Mulitple locations in Queenstown and Alexandra showed plenty of available appointment times – some as early as this afternoon (although many were during school hours).

The sluggish roll-out has left some parents confused about how much of a priority child vaccinations are.

There exists weeks-long waits for local whānau to vaccinate tamariki despite a national push to roll up sleeves ASAP as Omicron looks increasingly set to slam the country.

A Cromwell parent who spoke to Crux after booking her children a vaccination spot out of town says the Southern District Health Board (SDHB) seems to be “behind the eight ball”.

Another says she's still feeling unsure about her choice to vaccinate her children, and jumping online to find long waits or long drives to get it done isn't helping to motivate her.

A media spokesperson for the SDHB says some people will need to travel to receive a vaccination, but its goal is that no one should have to drive more than an hour.

There is limited capacity in the area, and providers are currently providing the maximum number of vaccinations they can safely deliver, the spokesperson says.

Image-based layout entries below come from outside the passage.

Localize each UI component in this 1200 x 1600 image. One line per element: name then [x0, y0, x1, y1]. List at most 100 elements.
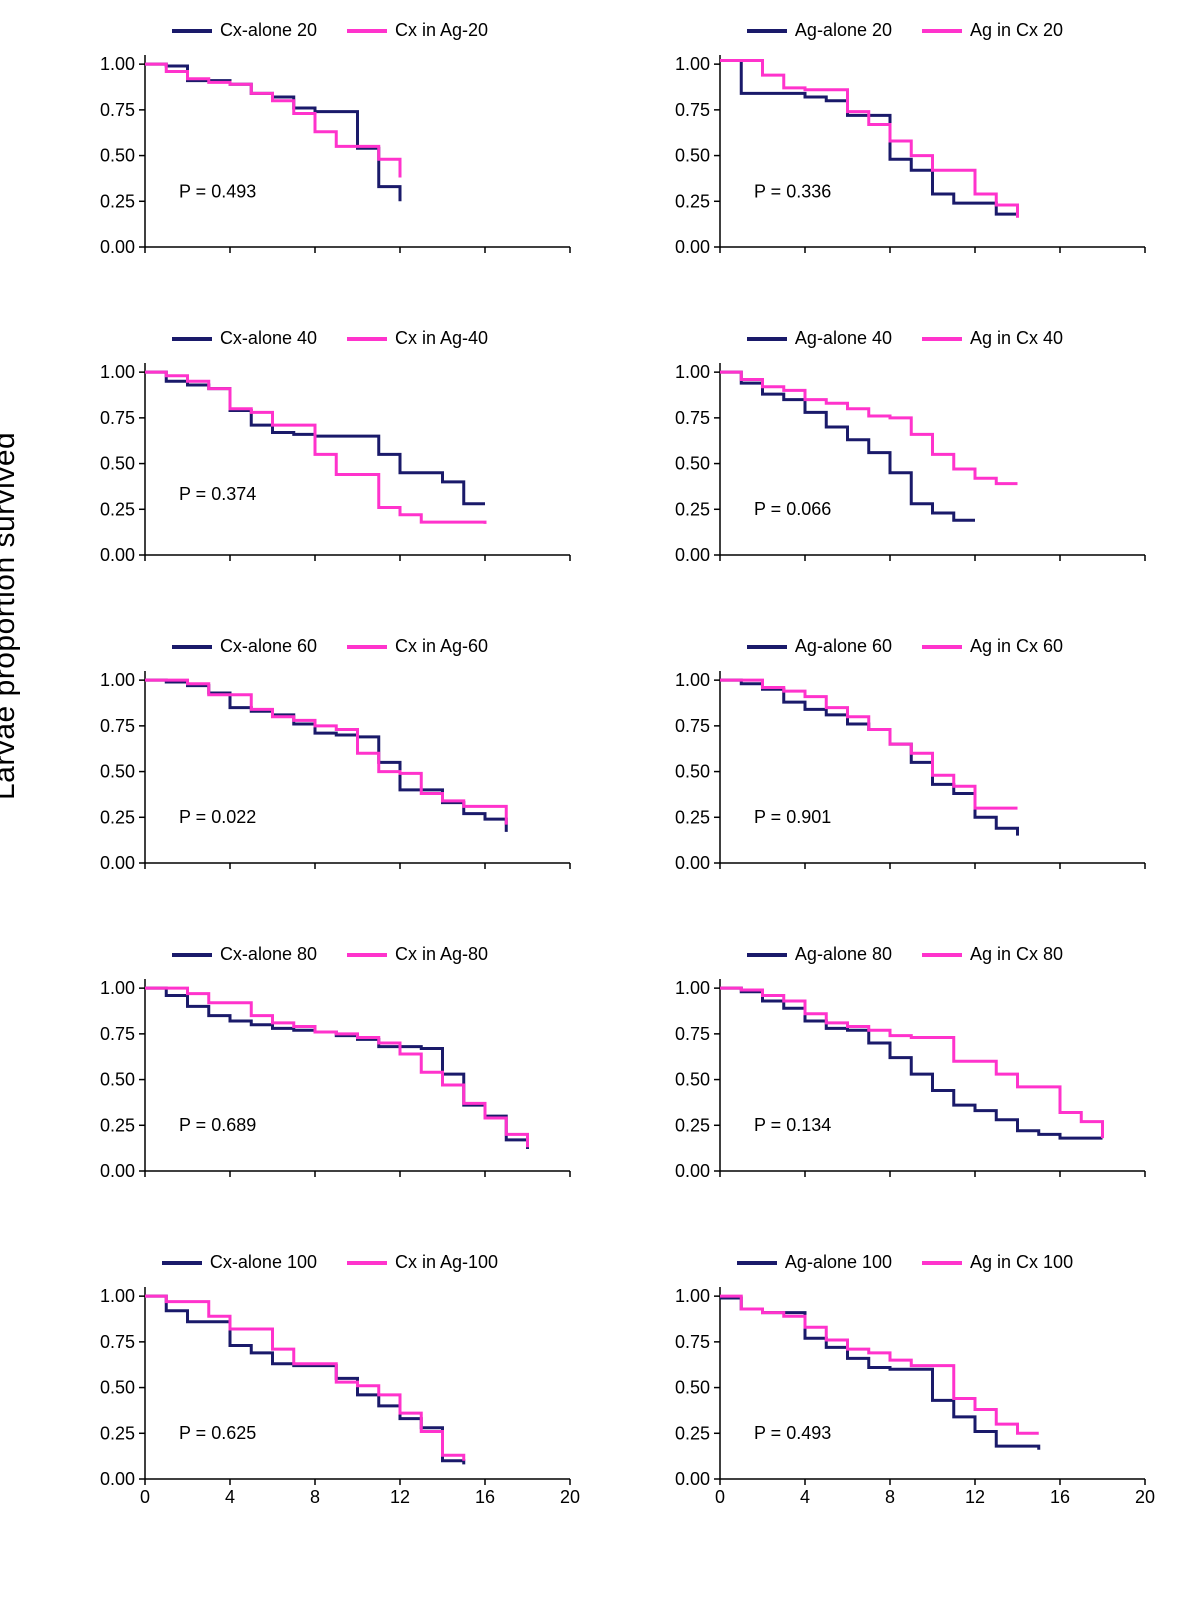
x-tick-label: 16: [1050, 1487, 1070, 1507]
legend-item: Ag-alone 40: [747, 328, 892, 349]
y-tick-label: 0.75: [675, 408, 710, 428]
y-tick-label: 0.50: [100, 454, 135, 474]
legend-item: Ag-alone 60: [747, 636, 892, 657]
x-tick-label: 4: [800, 1487, 810, 1507]
legend: Cx-alone 100Cx in Ag-100: [80, 1252, 580, 1273]
plot-area: 0.000.250.500.751.00048121620P = 0.493: [655, 1279, 1155, 1509]
legend: Cx-alone 20Cx in Ag-20: [80, 20, 580, 41]
legend-swatch: [922, 337, 962, 341]
legend-swatch: [347, 645, 387, 649]
plot-bg: [655, 47, 1155, 277]
y-tick-label: 0.50: [675, 762, 710, 782]
legend-item: Cx-alone 40: [172, 328, 317, 349]
chart-panel: Cx-alone 80Cx in Ag-800.000.250.500.751.…: [80, 944, 580, 1224]
panel-grid: Cx-alone 20Cx in Ag-20 0.00 0.25 0.50 0.75 1.…: [80, 20, 1180, 1532]
y-tick-label: 0.25: [675, 1423, 710, 1443]
chart-panel: Ag-alone 40Ag in Cx 400.000.250.500.751.…: [655, 328, 1155, 608]
y-tick-label: 0.75: [100, 408, 135, 428]
legend-swatch: [922, 29, 962, 33]
p-value-label: P = 0.493: [754, 1423, 831, 1443]
legend-item: Cx in Ag-80: [347, 944, 488, 965]
legend-item: Ag in Cx 20: [922, 20, 1063, 41]
plot-bg: [655, 1279, 1155, 1509]
chart-panel: Cx-alone 60Cx in Ag-600.000.250.500.751.…: [80, 636, 580, 916]
legend-label: Cx in Ag-80: [395, 944, 488, 965]
y-tick-label: 0.25: [100, 1423, 135, 1443]
y-tick-label: 0.25: [675, 807, 710, 827]
y-tick-label: 0.50: [100, 1378, 135, 1398]
legend-item: Cx-alone 80: [172, 944, 317, 965]
y-tick-label: 0.25: [100, 191, 135, 211]
legend-item: Ag in Cx 60: [922, 636, 1063, 657]
legend-swatch: [747, 645, 787, 649]
p-value-label: P = 0.336: [754, 182, 831, 202]
legend-label: Cx-alone 60: [220, 636, 317, 657]
chart-panel: Ag-alone 20Ag in Cx 200.000.250.500.751.…: [655, 20, 1155, 300]
y-tick-label: 0.25: [675, 191, 710, 211]
legend-swatch: [172, 337, 212, 341]
legend-label: Ag-alone 20: [795, 20, 892, 41]
p-value-label: P = 0.022: [179, 807, 256, 827]
y-tick-label: 0.75: [100, 1024, 135, 1044]
legend-label: Ag in Cx 40: [970, 328, 1063, 349]
legend-swatch: [747, 337, 787, 341]
legend-item: Ag-alone 20: [747, 20, 892, 41]
y-tick-label: 0.00: [100, 237, 135, 257]
legend: Ag-alone 20 Ag in Cx 20: [655, 20, 1155, 41]
legend-swatch: [347, 337, 387, 341]
plot-bg: [655, 663, 1155, 893]
y-tick-label: 0.75: [675, 100, 710, 120]
legend-swatch: [172, 29, 212, 33]
y-tick-label: 0.50: [675, 1070, 710, 1090]
x-tick-label: 16: [475, 1487, 495, 1507]
legend-swatch: [922, 645, 962, 649]
y-tick-label: 0.00: [675, 545, 710, 565]
y-tick-label: 0.00: [100, 1161, 135, 1181]
legend-swatch: [172, 953, 212, 957]
y-tick-label: 0.00: [100, 1469, 135, 1489]
plot-bg: [655, 971, 1155, 1201]
legend-label: Ag-alone 60: [795, 636, 892, 657]
legend-label: Cx in Ag-60: [395, 636, 488, 657]
y-tick-label: 0.50: [100, 146, 135, 166]
legend-item: Ag-alone 80: [747, 944, 892, 965]
y-tick-label: 0.00: [675, 1161, 710, 1181]
y-tick-label: 0.50: [100, 1070, 135, 1090]
y-tick-label: 0.25: [100, 1115, 135, 1135]
legend-label: Ag in Cx 20: [970, 20, 1063, 41]
legend-label: Cx-alone 80: [220, 944, 317, 965]
legend: Ag-alone 100Ag in Cx 100: [655, 1252, 1155, 1273]
legend-item: Ag in Cx 80: [922, 944, 1063, 965]
legend-label: Cx-alone 20: [220, 20, 317, 41]
x-tick-label: 12: [965, 1487, 985, 1507]
legend: Ag-alone 60 Ag in Cx 60: [655, 636, 1155, 657]
legend: Cx-alone 40Cx in Ag-40: [80, 328, 580, 349]
legend: Cx-alone 80 Cx in Ag-80: [80, 944, 580, 965]
y-tick-label: 0.00: [100, 545, 135, 565]
legend: Ag-alone 40 Ag in Cx 40: [655, 328, 1155, 349]
legend-swatch: [347, 29, 387, 33]
legend-swatch: [737, 1261, 777, 1265]
p-value-label: P = 0.374: [179, 484, 256, 504]
legend-swatch: [347, 953, 387, 957]
y-tick-label: 0.75: [675, 1024, 710, 1044]
plot-bg: [80, 47, 580, 277]
y-tick-label: 0.50: [675, 1378, 710, 1398]
y-tick-label: 1.00: [100, 362, 135, 382]
chart-panel: Ag-alone 60Ag in Cx 600.000.250.500.751.…: [655, 636, 1155, 916]
y-axis-title: Larvae proportion survived: [0, 432, 22, 800]
y-tick-label: 0.50: [675, 146, 710, 166]
legend-item: Cx in Ag-60: [347, 636, 488, 657]
plot-bg: [80, 1279, 580, 1509]
plot-area: 0.000.250.500.751.00P = 0.493: [80, 47, 580, 277]
legend-swatch: [922, 1261, 962, 1265]
y-tick-label: 0.75: [100, 716, 135, 736]
plot-area: 0.000.250.500.751.00048121620P = 0.625: [80, 1279, 580, 1509]
legend-item: Ag in Cx 40: [922, 328, 1063, 349]
plot-area: 0.000.250.500.751.00P = 0.901: [655, 663, 1155, 893]
plot-bg: [80, 971, 580, 1201]
p-value-label: P = 0.901: [754, 807, 831, 827]
x-tick-label: 20: [1135, 1487, 1155, 1507]
plot-bg: [80, 355, 580, 585]
y-tick-label: 0.75: [675, 1332, 710, 1352]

The SDHB checks in weekly with providers, and staffing levels and space constraints are slowing things down, she says.

“Providers are balancing multiple demands on their resources at any one time, including testing, care in the community and business as usual."

A SDHB vaccination programme team is working to address the issue – they’ll continue to work with providers and may have a separate team provide pop-up vaccination opportunities in some spots, she says.

There was also a one-off glitch in the booking system that was stopping after-school vaccination time slots in Alexandra from being available online – that’s been sorted, she says.

The SDHB wants to remind people to continue to be kind and patient, and it thanks community providers working hard to deliver vaccines, she says.

"We acknowledge that it is frustrating for communities...We encourage parents and caregivers to continue to seek out 5-11 year old vaccination opportunities, even if this means travelling to a nearby locality."